People who think the State of Israel was a by-product of the Holocaust will also be surprised to learn that the real begetters were 19th and early 20th-century Christian evangelicals. They passionately believed in the redemption of the Jews to the land of Israel, and created the environment for the 1917 Balfour Declaration which paved the way for the Jews’ return to their ancestral home.

In describing these claims and counterclaims to Jerusalem, Sebag Montefiore takes pains to be totally even-handed—rather too much so. For he gives the impression that the fight for the city is between three religions with equal claims.

But they are not equal. The Jews created the city as their capital. Everyone else marched in and conquered it and did their damnedest to keep the Jews out. Christianity’s attempt to conquer Jerusalem derived from its desire to supersede Judaism; the Muslim attempt to conquer it—as today— derived from the Islamic drive not just to supersede its predecessor faiths but to appropriate and Islamise Judaism itself. But throughout, the Jews always retained their connection with the city, their holy of holies that has always been the focus of their prayers.

Today, there are repeated Arab attempts to erase the copious, growing archeological evidence of David’s city and the ancient kingdom of Israel and Judea, which establishes the Jews’ indisputable claim to Israel and to Jerusalem.

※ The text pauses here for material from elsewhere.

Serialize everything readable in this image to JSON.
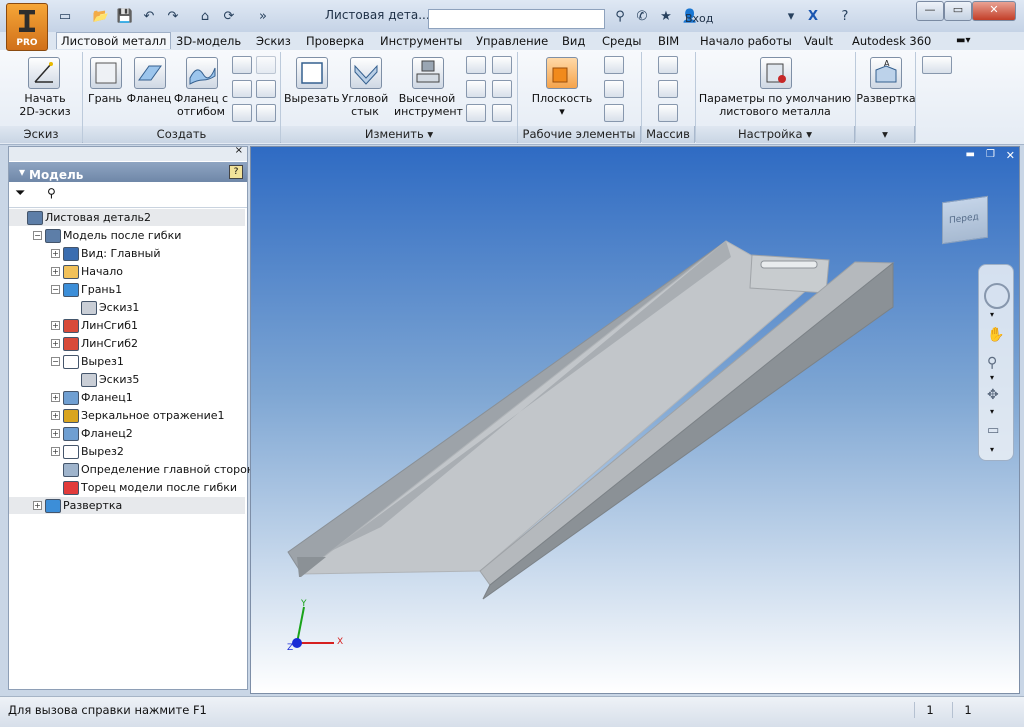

What is clear, however, is that it is only since the Israelis liberated east Jerusalem from the Jordanian occupation in 1967 that, for the first and only time in the city’s history, Jews, Christians and Muslims may freely worship at their shrines.

Sebag Montefiore, however, claims that this is only theoretically true. Non-Jews, he says, have their freedom to worship restricted because of the security barrier and other bureaucratic harassments. But that’s only because of the need to defend these places from yet more violence. For exactly the same reason, Jews are forbidden by Israeli law to pray on the Temple Mount.

In a war between truth and lies, justice and injustice, even-handedness ceases to be admirable and risks becoming instead partisanship for wrong-doing. Towards the end of this otherwise fine book, Sebag Montefiore falls into this trap. It is a similar trap—the misguided belief that fairness means splitting the difference between good and evil—that has led the West increasingly to abandon Israel to the prospect of yet further conquest and destruction. And so, as always, the peace of Jerusalem tragically remains merely a prayer.